The Rhapsody in Blue has been arranged for almost every conceivable instrumental ensemble, from concert band to mandolin quartet, but it is best known in the version for symphony orchestra and piano that Ferde Grofé made soon after Gershwin’s death. The composer himself made two keyboard arrangements of the work one for two pianos (one piano plays the solo part, the other duplicates the orchestra), which he “recorded” (on multiple passes) on Duo- Art piano rolls in 1925, and another for solo piano in 1927.

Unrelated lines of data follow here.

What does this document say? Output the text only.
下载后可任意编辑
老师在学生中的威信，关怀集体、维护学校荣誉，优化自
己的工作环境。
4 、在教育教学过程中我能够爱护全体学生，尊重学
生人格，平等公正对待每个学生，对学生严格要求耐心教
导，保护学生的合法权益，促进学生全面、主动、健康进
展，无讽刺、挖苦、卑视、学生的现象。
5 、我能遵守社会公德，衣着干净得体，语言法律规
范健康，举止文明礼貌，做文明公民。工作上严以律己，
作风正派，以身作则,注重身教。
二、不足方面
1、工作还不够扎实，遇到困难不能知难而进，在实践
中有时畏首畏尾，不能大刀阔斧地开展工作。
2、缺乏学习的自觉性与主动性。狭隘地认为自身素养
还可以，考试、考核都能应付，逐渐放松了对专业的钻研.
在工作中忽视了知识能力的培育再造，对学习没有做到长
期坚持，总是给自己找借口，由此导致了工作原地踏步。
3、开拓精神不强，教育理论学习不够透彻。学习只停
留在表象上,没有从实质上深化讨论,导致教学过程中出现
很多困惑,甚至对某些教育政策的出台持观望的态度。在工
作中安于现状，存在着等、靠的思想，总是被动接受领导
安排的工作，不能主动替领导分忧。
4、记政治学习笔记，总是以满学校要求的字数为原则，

Pictures at an Exhibition Modest Mussorgsky

Born March 21, 1839 in Karevo, Pskov District, Russia. Died March 28, 1881 in St. Petersburg.

Composed in 1874 .

In the years around 1850, with the spirit of nationalism sweeping through Europe, several young Russian artists banded together to rid their native art of foreign influences in order to establish a distinctive character for their works. At the front of this movement was a group of composers known as “The Five,” whose members included Mussorgsky, Rimsky- Korsakov, Borodin, César Cui and Mily Balakirev. Among the allies that The Five found in other fields was the artist and architect Victor Hartmann, with whom Mussorgsky became close personal friends. Hartmann’s premature death at 39 stunned the composer and the entire Russian artistic community. The noted critic Vladimir Stassov organized a memorial exhibit of Hartmann’s work in February 1874, and it was under the inspiration of that showing of his late friend’s works that Mussorgsky conceived his Pictures at an Exhibition. Promenade depicts Mussorgsky, wrote Stassov, “roving through the exhibition, now leisurely, now briskly, and, at times sadly, thinking of his friend.” The Gnome is Hartmann’s drawing for a fantastic wooden nutcracker representing a troll- like creature who gives off savage shrieks. In Promenade – The Old Castle a troubadour sings a doleful lament before an ancient fortress. Promenade – Tuileries shows a corner of the famous Parisian garden filled with nursemaids and their youthful charges. Bydlo depicts a rugged wagon drawn by oxen. The peasant driver sings a plaintive melody heard first from afar, then close- by, before the cart passes away into the distance. Promenade – Ballet of the Chicks in Their Shells , Hartmann’s costume design for the 1871 fantasy ballet Trilby , shows dancers enclosed in enormous egg shells, with

only their arms, legs and heads protruding. Samuel Goldenberg and Schmuyle was inspired by two pictures Hartmann presented to the composer showing a pair of residents of the Warsaw ghetto, one wealthy and pompous, the other poor and complaining. Mussorgsky based both themes on incantations he heard on visits to Jewish synagogues. Promenade –The Marketplace at Limoges is a lively sketch of a bustling market. Catacombs, Roman Tombs. Cum Mortuis in Lingua Mortua shows Hartmann being led by a guide with a lantern through cavernous underground tombs. The movement’s second section, bearing the title “With the Dead in a Dead Language,” is a mysterious transformation of the Promenade theme. The Hut on Fowl’s Legs is a design for an elaborate clock suggested by Baba Yaga, the fearsome witch of Russian folklore who flies through the air on her magic pestle, and Mussorgsky’s music suggests a wild, midnight ride. The Great Gate of Kiev was inspired by Hartmann’s plan for a gateway for the city of Kiev in the massive old Russian style crowned with a cupola in the shape of a Slavic warrior’s helmet. The work ends with a heroic statement of the Promenade theme and a jubilant pealing of the bells of the city.